The Discovery Institute’s film “The Privileged Planet” argues that the chances of the conditions for life (oxygen –although many microbes and other life forms can exist in an anaerobic environment, -- a sun, recycling carbon, etc.,) are 1/100,000,000,000,000. The chances of that happening are so remote that they must have been controlled by an intelligent designer. That means the odds of there being another habitable planet are .0000000000001%. Assuming that a star system contains a habitable planet are 1/1000000000, a very conservative estimate (astronomers actually find planets in 1 in 10 star systems). There are conservatively about 10,000 billion star systems. Simple math then tells us that by chance alone there should be one billion habitable planets.

Using coincidence to prove a point is dangerous indeed. Lincoln was elected in 1846, Kennedy in 1964. Both were shot in the head, both were succeeded by Johnsons, both of whom were southerners and both were shot by southerners. Both were killed by men with 15 letters in their names; Booth was born in 1839 and Oswald in 1939, etc. The conclusion inevitably must be there lies an Intelligent Assassin behind it all.

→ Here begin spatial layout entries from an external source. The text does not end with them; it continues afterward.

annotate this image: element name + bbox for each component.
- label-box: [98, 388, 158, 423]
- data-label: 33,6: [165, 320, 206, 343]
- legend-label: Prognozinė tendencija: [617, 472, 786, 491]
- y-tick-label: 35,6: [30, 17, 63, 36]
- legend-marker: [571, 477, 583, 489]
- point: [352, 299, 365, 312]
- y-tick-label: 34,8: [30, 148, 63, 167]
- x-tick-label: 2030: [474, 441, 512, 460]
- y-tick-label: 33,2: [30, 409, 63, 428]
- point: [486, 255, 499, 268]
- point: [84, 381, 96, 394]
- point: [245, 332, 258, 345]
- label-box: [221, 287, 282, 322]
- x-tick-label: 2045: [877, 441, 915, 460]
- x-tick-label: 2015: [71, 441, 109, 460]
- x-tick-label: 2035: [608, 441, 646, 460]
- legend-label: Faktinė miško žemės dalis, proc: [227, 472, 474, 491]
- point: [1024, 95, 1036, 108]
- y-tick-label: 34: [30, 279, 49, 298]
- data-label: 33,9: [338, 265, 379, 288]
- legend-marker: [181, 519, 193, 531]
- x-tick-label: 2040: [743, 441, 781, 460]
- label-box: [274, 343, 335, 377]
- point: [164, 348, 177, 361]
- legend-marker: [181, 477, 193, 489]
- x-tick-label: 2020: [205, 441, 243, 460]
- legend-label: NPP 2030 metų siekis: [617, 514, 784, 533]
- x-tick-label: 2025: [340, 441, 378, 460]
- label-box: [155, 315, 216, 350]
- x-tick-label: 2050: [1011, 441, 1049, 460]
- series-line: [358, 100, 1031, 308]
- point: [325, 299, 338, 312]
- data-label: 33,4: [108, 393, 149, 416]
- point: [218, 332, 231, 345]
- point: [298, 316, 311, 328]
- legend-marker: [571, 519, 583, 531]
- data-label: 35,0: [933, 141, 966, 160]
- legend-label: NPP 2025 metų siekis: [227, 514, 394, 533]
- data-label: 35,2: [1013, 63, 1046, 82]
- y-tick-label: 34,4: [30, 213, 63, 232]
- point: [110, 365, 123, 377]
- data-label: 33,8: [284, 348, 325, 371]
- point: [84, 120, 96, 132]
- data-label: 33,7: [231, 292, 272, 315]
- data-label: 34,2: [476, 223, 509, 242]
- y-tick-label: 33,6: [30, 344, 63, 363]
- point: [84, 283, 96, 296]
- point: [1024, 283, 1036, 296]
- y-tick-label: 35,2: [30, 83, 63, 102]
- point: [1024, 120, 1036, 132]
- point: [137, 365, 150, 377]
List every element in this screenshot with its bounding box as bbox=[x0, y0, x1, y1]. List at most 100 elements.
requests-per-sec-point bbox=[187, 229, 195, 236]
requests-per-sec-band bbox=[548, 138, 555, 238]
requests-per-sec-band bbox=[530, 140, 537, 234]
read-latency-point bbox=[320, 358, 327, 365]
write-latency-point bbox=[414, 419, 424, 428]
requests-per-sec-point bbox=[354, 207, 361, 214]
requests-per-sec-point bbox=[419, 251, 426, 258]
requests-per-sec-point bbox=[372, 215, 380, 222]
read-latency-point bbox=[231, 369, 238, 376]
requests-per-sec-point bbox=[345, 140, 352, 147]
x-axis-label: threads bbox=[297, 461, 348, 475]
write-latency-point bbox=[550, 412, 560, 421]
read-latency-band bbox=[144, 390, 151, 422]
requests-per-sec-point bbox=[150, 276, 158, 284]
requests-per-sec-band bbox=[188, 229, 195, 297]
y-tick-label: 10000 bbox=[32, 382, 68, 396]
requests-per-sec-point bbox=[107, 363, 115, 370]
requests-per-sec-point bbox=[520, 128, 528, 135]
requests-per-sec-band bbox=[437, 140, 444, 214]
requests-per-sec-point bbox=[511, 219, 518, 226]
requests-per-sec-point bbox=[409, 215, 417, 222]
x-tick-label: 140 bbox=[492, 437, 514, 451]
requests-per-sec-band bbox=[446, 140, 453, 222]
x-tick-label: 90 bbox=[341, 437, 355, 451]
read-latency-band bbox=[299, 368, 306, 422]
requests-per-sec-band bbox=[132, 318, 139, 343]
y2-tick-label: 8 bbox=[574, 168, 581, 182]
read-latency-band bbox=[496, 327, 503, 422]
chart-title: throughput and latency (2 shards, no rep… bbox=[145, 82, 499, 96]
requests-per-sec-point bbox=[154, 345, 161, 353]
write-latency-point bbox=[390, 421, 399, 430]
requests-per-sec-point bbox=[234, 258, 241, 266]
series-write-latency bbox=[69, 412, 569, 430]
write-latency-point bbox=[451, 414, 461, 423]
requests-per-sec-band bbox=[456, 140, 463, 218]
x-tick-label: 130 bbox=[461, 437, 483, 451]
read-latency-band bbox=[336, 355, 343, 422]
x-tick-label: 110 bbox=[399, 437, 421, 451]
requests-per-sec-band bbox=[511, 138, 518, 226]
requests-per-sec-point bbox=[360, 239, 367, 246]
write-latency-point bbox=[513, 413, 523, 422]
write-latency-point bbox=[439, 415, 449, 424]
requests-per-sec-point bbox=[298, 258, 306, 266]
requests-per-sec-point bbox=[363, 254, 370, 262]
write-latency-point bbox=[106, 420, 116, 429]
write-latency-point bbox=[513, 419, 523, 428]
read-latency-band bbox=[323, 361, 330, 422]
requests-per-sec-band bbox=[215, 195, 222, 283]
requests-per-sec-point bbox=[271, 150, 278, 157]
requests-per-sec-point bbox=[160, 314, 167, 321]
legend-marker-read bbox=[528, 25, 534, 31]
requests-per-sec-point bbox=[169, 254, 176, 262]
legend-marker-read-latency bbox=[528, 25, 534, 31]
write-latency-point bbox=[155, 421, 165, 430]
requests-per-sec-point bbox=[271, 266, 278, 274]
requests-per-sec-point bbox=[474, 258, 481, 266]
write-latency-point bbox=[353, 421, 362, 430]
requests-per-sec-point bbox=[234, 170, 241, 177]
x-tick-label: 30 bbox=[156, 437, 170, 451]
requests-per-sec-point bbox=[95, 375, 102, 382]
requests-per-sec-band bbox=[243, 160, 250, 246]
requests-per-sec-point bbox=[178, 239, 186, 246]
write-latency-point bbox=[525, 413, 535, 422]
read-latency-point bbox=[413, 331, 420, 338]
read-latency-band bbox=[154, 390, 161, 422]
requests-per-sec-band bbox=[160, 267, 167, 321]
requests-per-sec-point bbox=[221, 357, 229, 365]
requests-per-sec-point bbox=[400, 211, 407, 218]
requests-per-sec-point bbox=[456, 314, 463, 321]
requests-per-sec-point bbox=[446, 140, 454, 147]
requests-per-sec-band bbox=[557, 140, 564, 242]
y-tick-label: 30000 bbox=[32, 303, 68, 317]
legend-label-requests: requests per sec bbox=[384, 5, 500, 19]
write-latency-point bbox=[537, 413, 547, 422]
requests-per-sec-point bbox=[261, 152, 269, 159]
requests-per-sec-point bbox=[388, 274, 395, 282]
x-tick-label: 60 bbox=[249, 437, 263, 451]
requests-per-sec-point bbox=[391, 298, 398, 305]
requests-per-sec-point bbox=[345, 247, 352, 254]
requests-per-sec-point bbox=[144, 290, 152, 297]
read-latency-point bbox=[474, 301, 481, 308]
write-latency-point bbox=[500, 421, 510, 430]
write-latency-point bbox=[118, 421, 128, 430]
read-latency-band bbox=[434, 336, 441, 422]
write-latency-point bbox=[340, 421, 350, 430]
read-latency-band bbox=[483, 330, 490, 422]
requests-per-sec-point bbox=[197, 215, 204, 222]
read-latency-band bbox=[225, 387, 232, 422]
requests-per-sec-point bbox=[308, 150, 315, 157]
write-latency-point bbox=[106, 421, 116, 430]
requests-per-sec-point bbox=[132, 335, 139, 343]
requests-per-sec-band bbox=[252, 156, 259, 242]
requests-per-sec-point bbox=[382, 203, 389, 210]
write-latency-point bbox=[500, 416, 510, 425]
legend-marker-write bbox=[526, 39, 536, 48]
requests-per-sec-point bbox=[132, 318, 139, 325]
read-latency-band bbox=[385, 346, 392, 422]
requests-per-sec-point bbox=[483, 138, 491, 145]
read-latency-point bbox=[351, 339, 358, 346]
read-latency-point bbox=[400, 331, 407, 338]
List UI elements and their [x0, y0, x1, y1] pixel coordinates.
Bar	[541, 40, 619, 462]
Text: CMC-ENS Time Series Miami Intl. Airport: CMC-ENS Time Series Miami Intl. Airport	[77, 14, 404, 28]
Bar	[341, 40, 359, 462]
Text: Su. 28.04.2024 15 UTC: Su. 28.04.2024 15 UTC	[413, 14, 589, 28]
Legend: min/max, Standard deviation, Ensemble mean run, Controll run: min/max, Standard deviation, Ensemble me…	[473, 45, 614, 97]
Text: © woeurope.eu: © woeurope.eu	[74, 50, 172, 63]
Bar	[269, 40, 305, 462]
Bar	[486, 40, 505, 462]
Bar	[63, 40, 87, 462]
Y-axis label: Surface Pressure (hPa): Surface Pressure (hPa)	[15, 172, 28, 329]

Liberally borrowed from eskeptic

Sunday, January 01, 2006

Philip Pullman's Anti-Narnia

An article in a recent New Yorker contrasts C.S. Lewis fantasy writing with that of Philip Pullman. It contains some delicious quotes:

On the Oxford library where he was a student: "It was intimidating. It's a place of strict rules and arcane ceremonies."

"One of Pullman's beliefs is that your life begins when you are born, but your life story begins when you realize that you were delivered into the wrong family by mistake."

"The 'Lord of the Rings,'" he says, "is fundamentally an infantile work. Tolkien is not interested in the way grownup, adult human beings interact with each other. He's interested in maps and plans and languages and codes."

Pullman finds C.S. Lewis's Narnia series to be "morally loathsome." It contains "misogyny, racism, and a sado-masochistic relish for violence that permeates the whole cycle." The series teaches that "death is better than life, boys are better than girls. . . . and so on There are no shortages of such nauseating drivel in Narnia, if you can face it."

Pullman writes largely fictional books for children (although they are quite popular with adults - great stories dealing with complex issues ) he told a group of British librarians who had given him an award that, "There are some themes, some subjects, too large for adult fiction; they can only be dealt with adequately in a children's book. In adult literary fiction, stories are there on sufferance. Other things are felt to be more important: technique, style, literary knowingness. . . .The present-day would be George Eliots take up their stories as if with a pair of tongs."